『夕飯をすませておいて、馬淵の爺さんは家を出た。いつもの用ありげなせかせかした足どりが通寺町の露路をぬけ出て神楽坂通りへかかる頃には大部のろくなっている。どうやらここいらへんまでくれば寛いだ気分が出てきて、これが家を出る時からの妙に気づまりな思いを少しずつ払いのけてくれる。』


『これまで、さんざお初のことで思い悩んできた内儀さんにとっては、お初は、もう今では諦めの淵の遠い石ころになっている。』


『金魚の鉢を眺めているお初の眼にはしらずしらずに涙のわいてくることがある。

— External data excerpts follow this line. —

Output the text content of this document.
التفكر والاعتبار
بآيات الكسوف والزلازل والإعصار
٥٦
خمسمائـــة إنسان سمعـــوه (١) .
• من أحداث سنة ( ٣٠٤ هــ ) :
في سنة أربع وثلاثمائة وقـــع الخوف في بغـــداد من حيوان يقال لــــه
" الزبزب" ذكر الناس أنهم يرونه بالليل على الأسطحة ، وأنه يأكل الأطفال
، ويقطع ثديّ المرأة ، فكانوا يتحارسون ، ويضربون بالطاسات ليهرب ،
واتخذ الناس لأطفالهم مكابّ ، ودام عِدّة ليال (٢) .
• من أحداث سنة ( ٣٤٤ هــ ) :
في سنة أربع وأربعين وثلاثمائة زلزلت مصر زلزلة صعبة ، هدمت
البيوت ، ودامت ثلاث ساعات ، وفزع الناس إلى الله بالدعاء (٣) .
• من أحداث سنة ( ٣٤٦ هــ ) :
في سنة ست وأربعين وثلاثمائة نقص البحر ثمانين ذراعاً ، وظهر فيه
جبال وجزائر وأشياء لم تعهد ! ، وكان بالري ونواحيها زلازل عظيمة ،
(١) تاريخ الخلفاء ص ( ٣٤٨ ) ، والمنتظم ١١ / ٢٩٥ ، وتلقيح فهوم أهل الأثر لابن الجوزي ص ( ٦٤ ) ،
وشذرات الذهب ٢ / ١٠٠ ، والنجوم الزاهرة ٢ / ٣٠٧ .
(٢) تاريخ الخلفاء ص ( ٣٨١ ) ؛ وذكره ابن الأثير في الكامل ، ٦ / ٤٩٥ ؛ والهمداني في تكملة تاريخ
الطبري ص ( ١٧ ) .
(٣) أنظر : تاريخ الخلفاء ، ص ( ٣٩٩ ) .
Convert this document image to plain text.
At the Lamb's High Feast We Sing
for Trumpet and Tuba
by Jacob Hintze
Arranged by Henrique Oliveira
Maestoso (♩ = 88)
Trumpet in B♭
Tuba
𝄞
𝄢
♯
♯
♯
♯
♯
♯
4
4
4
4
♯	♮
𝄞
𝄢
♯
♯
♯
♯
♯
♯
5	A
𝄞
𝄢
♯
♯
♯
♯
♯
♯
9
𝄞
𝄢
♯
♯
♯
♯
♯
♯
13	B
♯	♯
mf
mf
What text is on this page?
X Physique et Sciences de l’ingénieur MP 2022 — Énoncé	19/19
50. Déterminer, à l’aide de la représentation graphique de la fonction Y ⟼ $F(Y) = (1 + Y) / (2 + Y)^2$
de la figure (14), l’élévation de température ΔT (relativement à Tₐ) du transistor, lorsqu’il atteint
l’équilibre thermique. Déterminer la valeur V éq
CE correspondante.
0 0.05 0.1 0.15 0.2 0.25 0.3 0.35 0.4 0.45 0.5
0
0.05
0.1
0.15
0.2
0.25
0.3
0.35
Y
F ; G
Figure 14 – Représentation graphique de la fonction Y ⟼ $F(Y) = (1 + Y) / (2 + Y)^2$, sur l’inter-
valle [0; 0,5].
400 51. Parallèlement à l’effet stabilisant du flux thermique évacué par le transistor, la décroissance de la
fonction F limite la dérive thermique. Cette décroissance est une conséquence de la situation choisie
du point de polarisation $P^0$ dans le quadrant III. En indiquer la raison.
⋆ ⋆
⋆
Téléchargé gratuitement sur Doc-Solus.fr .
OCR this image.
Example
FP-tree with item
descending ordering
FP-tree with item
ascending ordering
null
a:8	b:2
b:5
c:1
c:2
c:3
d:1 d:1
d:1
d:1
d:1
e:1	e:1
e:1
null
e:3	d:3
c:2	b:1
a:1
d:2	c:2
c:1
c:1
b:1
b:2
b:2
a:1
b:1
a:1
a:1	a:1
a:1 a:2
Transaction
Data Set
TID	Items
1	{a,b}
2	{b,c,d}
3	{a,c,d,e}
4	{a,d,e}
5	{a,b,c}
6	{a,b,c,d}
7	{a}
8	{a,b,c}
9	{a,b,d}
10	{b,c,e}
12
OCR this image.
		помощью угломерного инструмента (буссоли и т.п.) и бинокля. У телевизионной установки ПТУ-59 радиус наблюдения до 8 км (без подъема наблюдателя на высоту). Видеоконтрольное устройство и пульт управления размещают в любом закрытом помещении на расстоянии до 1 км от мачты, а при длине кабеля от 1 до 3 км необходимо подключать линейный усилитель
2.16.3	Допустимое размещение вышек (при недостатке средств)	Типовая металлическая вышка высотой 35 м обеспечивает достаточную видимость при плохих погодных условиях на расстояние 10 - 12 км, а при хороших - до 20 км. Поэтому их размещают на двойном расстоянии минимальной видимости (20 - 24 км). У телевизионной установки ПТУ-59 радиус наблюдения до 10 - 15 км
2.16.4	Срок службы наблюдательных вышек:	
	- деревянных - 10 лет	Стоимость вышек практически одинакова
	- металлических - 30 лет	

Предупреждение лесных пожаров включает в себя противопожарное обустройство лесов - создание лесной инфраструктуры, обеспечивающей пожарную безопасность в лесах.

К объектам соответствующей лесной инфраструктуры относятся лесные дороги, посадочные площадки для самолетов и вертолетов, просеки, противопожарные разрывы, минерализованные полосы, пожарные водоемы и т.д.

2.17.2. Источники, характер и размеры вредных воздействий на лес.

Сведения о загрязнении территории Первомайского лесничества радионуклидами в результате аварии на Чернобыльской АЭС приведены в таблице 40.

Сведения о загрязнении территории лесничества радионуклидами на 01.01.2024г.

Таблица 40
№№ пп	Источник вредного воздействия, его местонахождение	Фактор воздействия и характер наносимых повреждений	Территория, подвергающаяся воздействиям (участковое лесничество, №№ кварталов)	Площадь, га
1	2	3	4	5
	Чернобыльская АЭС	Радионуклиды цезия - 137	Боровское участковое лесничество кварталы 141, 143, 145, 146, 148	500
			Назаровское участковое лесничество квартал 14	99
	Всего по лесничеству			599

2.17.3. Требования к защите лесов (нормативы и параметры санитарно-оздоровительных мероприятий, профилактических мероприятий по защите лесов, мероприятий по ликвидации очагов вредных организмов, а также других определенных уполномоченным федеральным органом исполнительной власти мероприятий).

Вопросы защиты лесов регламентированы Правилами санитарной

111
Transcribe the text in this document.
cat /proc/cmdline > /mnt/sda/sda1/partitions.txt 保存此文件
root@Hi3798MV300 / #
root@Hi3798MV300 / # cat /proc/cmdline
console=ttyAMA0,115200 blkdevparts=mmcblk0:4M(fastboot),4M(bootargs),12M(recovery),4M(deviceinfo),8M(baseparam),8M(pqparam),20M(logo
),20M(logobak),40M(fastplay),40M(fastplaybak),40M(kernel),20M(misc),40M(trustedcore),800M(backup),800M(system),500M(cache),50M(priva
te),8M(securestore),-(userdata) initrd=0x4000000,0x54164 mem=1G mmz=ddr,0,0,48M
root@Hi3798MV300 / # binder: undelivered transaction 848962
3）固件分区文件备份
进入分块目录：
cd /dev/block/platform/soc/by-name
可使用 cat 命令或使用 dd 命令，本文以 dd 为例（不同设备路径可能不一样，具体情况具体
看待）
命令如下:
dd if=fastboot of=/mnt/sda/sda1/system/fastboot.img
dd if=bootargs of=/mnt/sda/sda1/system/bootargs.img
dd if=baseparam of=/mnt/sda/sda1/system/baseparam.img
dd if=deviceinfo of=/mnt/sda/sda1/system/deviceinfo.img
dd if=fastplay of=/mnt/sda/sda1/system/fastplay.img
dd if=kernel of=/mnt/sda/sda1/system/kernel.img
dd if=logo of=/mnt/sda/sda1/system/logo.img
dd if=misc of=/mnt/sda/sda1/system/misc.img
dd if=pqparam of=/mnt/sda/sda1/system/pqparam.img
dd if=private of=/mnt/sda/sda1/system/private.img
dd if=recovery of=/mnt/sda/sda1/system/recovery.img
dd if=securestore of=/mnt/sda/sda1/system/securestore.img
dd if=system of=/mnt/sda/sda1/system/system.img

狭い鉢の中を窮屈そうに泳いでいる金魚が何やら自分のように思えてくるのだ。』


矢田津世子『神楽坂』より


妾という文化がまだ存在していた頃のお話。
亭主、妻、妾、女中等々、馬淵の家を中心として織り成される物語。
当時の女性の立場や心理が深く微細に入っていて、より心に迫って来る印象。

内儀さんの荒立つ心を静かに残酷に描いたとある場面は色んな意味で鳥肌が立ちました。
妾の存在に対しては諦めの心境である内儀さんの、台詞より雄弁な秘めた感情の発露。衝動。

お初が狭い鉢の中を泳ぐ金魚に我が身を思う場面も何だか切なくなります。
お初は妾ですが馬淵の爺さんに恋心を抱いている訳ではなく、内儀さんの体調が思わしくないのが自分のせいではないかと気に掛けていたり、でも女手一つで育ててくれた母親は馬淵の家に後妻として入ることを望んでいたり、お初はお初で難しいのですよね。
最後、言い淀んで止めたのは多分「内儀さんにして欲しい」と言おうとしたのではないかなと思っています。その後馬淵の爺さんが嫌う贅沢を言ったのはわざとかもしれないなと思ったりもしました。分かりませんけどね。





今回作ったのは、内儀さんの好物である豆餅と、金魚鉢風の氷の器に小さな餡蜜を作って練りきりの金魚を泳がせてみました。
周りはかぼちゃの種とあんずの紫蘇漬け。
種はそのまま女中の種のイメージ。
紫蘇漬けは味のバランス的に甘酸っぱいものを入れたかったのと、金魚っぽい色だったので。緋色。

豆餅は焼く前の状態でお皿にのせてあります。
実際にはこの後焼いてお醤油を塗って食べます。